If a visitor could expel the inconsiderate swine other visitors and sit quietly for a moment, she could almost time travel to the ancient past, when humans lived in harmony with one another and their environment.

The Taos Pueblos was a center of trade before the Spanish thieves arrived. Residents hosted a trade fair every year after the harvest, attracting visitors and goods from all of the surrounding pueblos.

These dwelling units have been continuously inhabited for over a thousand years. The street-level doors and windows are a recent addition, only a few hundred years old. Originally, the entrances to the individual dwellings were through the roof. When neighboring cities raided, these people simply pulled up their ladders and waited them out. Apparently raiding parties never thought to bring their own ladders. So there! Ha!
This is the new church, constructed in 1850. When the state-sponsored terrorists arrived from Spain in the 1600s, they informed the indigenous people that their religion was wrong and forced them to convert to Catholicism. They also enslaved them and, under the lash, made them build churches to the glory of an all-merciful and ever loving god.
This is the original church, also built by enslaved indigenous people. When Governor Bent (the first appointed governor of New Mexico) was killed by rival imperialist gang members in nearby Taos, the American government blamed the pueblo residents. They, mostly women and children, sought refuge in this church. God declined to intervene; the United States Army unleashed a cannonade to destroy the dangerous  women and children hiding in the church. Mission accomplished. All were killed and are buried here in this abandoned cemetery.

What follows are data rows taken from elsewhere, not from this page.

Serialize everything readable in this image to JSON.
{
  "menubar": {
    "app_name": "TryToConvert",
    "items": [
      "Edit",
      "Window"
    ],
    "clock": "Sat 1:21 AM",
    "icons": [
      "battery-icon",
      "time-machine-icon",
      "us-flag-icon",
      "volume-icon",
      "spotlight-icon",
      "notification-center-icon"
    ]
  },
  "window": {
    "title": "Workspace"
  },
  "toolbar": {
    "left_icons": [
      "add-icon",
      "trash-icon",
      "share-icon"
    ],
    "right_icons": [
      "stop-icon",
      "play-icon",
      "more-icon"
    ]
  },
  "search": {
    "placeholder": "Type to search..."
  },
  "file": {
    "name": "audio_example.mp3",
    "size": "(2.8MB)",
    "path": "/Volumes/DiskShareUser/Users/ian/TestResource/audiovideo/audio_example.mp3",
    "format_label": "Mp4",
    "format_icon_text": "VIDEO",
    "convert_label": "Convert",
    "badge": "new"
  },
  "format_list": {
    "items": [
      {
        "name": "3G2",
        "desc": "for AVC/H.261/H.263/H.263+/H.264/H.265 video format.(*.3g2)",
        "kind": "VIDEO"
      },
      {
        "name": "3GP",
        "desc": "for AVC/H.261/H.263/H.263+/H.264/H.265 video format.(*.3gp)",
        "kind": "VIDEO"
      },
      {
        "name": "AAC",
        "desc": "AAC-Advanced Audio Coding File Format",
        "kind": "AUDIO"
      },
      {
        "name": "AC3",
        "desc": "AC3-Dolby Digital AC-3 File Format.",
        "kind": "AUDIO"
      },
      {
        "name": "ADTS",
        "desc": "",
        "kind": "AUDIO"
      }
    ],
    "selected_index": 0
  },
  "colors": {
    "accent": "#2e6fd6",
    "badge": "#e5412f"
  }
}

This little tributary of the Rio Grande flows from the sacred Blue Lake straight through the pueblo. A thousand years of generations have drawn water from this stream to sustain their households. They do the same to this very day.

2 Replies to “The Taos Pueblo”

  1. It’s important for us interlopers to realize the dastardly acts that allowed our habitation of this landscape. The pictures of the dwellings are beautiful and reveal how well suited they are to their hot, arid place. They are cool inside when the sun is over head; warm in the chilly night. I am enjoying your travels.